Liske, longtime host of the Flint Coney Resource site, says Flint-style sauce–originally made with ground beef heart, was first developed by Macedonian restaurateur Simion  (Sam) Petcieff Brayan in 1924 for his Flint’s Original Coney Island restaurant. 

Says Liske, “Brayan was the one who contracted with Koegel Meat Company to make the coney [hotdog] they still make today, also contracting with Abbott’s Meat company to make the sauce.” Abbott’s still makes Brayan’s 1919 sauce available to restaurants through Koegel. 
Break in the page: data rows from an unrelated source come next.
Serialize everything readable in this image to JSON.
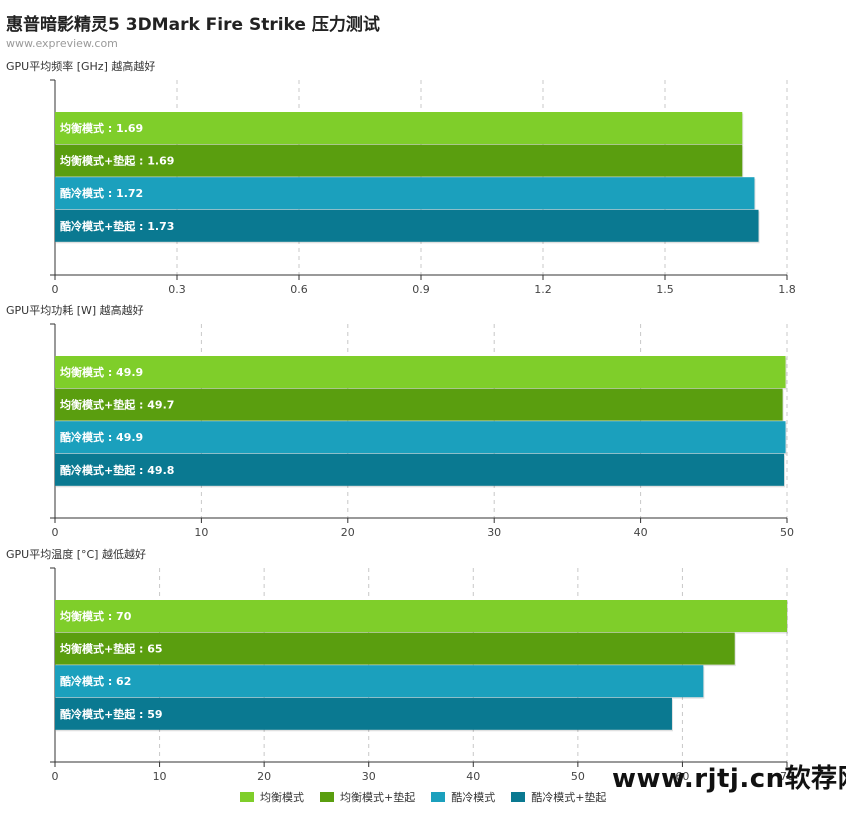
{
  "title": "惠普暗影精灵5 3DMark Fire Strike 压力测试",
  "source": "www.expreview.com",
  "watermark": "www.rjtj.cn软荐网",
  "colors": {
    "balanced": "#7fce2a",
    "balanced_pad": "#5a9e0f",
    "cool": "#1ba0bd",
    "cool_pad": "#0a7991"
  },
  "legend": [
    {
      "label": "均衡模式",
      "color": "#7fce2a"
    },
    {
      "label": "均衡模式+垫起",
      "color": "#5a9e0f"
    },
    {
      "label": "酷冷模式",
      "color": "#1ba0bd"
    },
    {
      "label": "酷冷模式+垫起",
      "color": "#0a7991"
    }
  ],
  "chart_data": [
    {
      "type": "bar",
      "orientation": "horizontal",
      "title": "GPU平均频率 [GHz] 越高越好",
      "bars": [
        {
          "label": "均衡模式 : 1.69",
          "value": 1.69,
          "color": "#7fce2a"
        },
        {
          "label": "均衡模式+垫起 : 1.69",
          "value": 1.69,
          "color": "#5a9e0f"
        },
        {
          "label": "酷冷模式 : 1.72",
          "value": 1.72,
          "color": "#1ba0bd"
        },
        {
          "label": "酷冷模式+垫起 : 1.73",
          "value": 1.73,
          "color": "#0a7991"
        }
      ],
      "xlim": [
        0,
        1.8
      ],
      "ticks": [
        "0",
        "0.3",
        "0.6",
        "0.9",
        "1.2",
        "1.5",
        "1.8"
      ],
      "grid": true
    },
    {
      "type": "bar",
      "orientation": "horizontal",
      "title": "GPU平均功耗 [W] 越高越好",
      "bars": [
        {
          "label": "均衡模式 : 49.9",
          "value": 49.9,
          "color": "#7fce2a"
        },
        {
          "label": "均衡模式+垫起 : 49.7",
          "value": 49.7,
          "color": "#5a9e0f"
        },
        {
          "label": "酷冷模式 : 49.9",
          "value": 49.9,
          "color": "#1ba0bd"
        },
        {
          "label": "酷冷模式+垫起 : 49.8",
          "value": 49.8,
          "color": "#0a7991"
        }
      ],
      "xlim": [
        0,
        50
      ],
      "ticks": [
        "0",
        "10",
        "20",
        "30",
        "40",
        "50"
      ],
      "grid": true
    },
    {
      "type": "bar",
      "orientation": "horizontal",
      "title": "GPU平均温度 [°C] 越低越好",
      "bars": [
        {
          "label": "均衡模式 : 70",
          "value": 70,
          "color": "#7fce2a"
        },
        {
          "label": "均衡模式+垫起 : 65",
          "value": 65,
          "color": "#5a9e0f"
        },
        {
          "label": "酷冷模式 : 62",
          "value": 62,
          "color": "#1ba0bd"
        },
        {
          "label": "酷冷模式+垫起 : 59",
          "value": 59,
          "color": "#0a7991"
        }
      ],
      "xlim": [
        0,
        70
      ],
      "ticks": [
        "0",
        "10",
        "20",
        "30",
        "40",
        "50",
        "60",
        "70"
      ],
      "grid": true
    }
  ]
}
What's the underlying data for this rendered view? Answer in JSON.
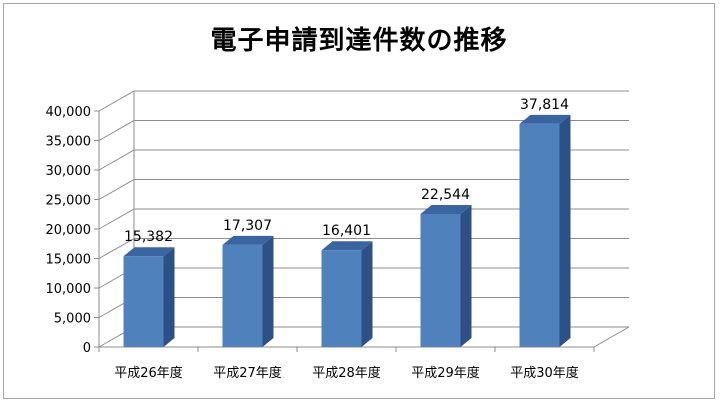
{
  "chart_data": {
    "type": "bar",
    "title": "電子申請到達件数の推移",
    "categories": [
      "平成26年度",
      "平成27年度",
      "平成28年度",
      "平成29年度",
      "平成30年度"
    ],
    "values": [
      15382,
      17307,
      16401,
      22544,
      37814
    ],
    "data_labels": [
      "15,382",
      "17,307",
      "16,401",
      "22,544",
      "37,814"
    ],
    "y_ticks": [
      "0",
      "5,000",
      "10,000",
      "15,000",
      "20,000",
      "25,000",
      "30,000",
      "35,000",
      "40,000"
    ],
    "ylim": [
      0,
      40000
    ],
    "grid": true,
    "style": "3d-column",
    "bar_color": "#4f81bd"
  }
}
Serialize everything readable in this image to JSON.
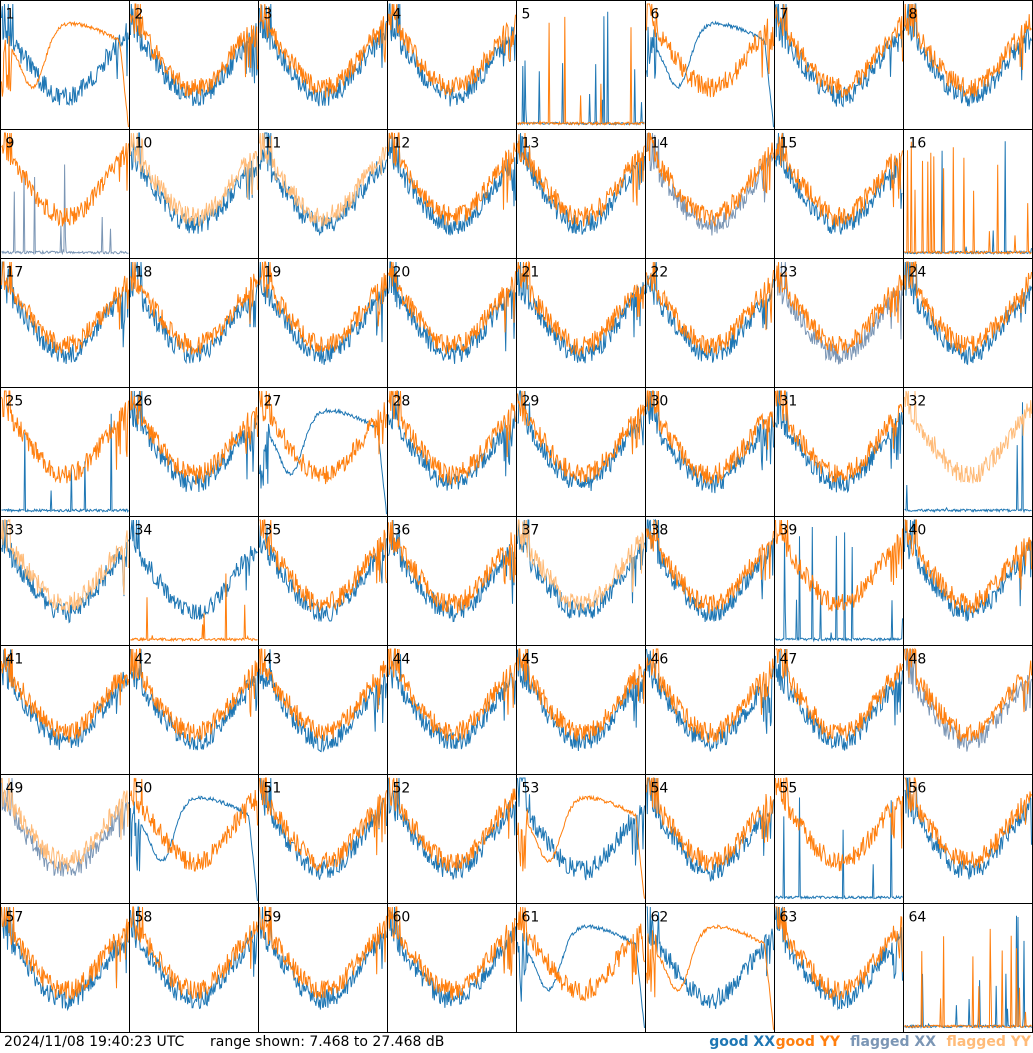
{
  "chart_data": {
    "type": "line",
    "layout": "8x8 small multiples of per-input spectra",
    "panel_labels": [
      "1",
      "2",
      "3",
      "4",
      "5",
      "6",
      "7",
      "8",
      "9",
      "10",
      "11",
      "12",
      "13",
      "14",
      "15",
      "16",
      "17",
      "18",
      "19",
      "20",
      "21",
      "22",
      "23",
      "24",
      "25",
      "26",
      "27",
      "28",
      "29",
      "30",
      "31",
      "32",
      "33",
      "34",
      "35",
      "36",
      "37",
      "38",
      "39",
      "40",
      "41",
      "42",
      "43",
      "44",
      "45",
      "46",
      "47",
      "48",
      "49",
      "50",
      "51",
      "52",
      "53",
      "54",
      "55",
      "56",
      "57",
      "58",
      "59",
      "60",
      "61",
      "62",
      "63",
      "64"
    ],
    "timestamp": "2024/11/08 19:40:23 UTC",
    "range_text": "range shown: 7.468 to 27.468 dB",
    "ylim": [
      7.468,
      27.468
    ],
    "legend": [
      {
        "label": "good XX",
        "color": "#1f77b4"
      },
      {
        "label": "good YY",
        "color": "#ff7f0e"
      },
      {
        "label": "flagged XX",
        "color": "#7b96b5"
      },
      {
        "label": "flagged YY",
        "color": "#ffbb78"
      }
    ],
    "panel_states": {
      "xx_flagged": [
        9,
        14,
        23,
        48,
        49
      ],
      "yy_flagged": [
        10,
        11,
        32,
        33,
        37,
        49
      ],
      "xx_low_spiky": [
        5,
        9,
        16,
        25,
        32,
        39,
        55,
        64
      ],
      "yy_low_spiky": [
        5,
        16,
        34,
        64
      ],
      "xx_smooth_bump": [
        6,
        27,
        50,
        61
      ],
      "yy_smooth_bump": [
        1,
        53,
        62
      ]
    }
  }
}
Gillie’s Coney Island, a 1985-opened restaurant in Mt. Morris, MI, is a keeper of the Flint-style Coney flame. The restaurant shared a large-volume recipe for Flint-style Coney Island chili in a Michigan Restaurant Association cookbook more than 20 years ago. I’m publishing that recipe with permission here, plus my own smaller-quantity, flavor-focused adaptation made with oil (or lard) instead of melted vegetable shortening, smoked Spanish paprika and granulated garlic. According to Liske, Gillie’s originally used beef heart for its chili, but switched to ground beef for the cookbook version, to make it easier for home cooks. The recipe comes very close to Brayan’s original.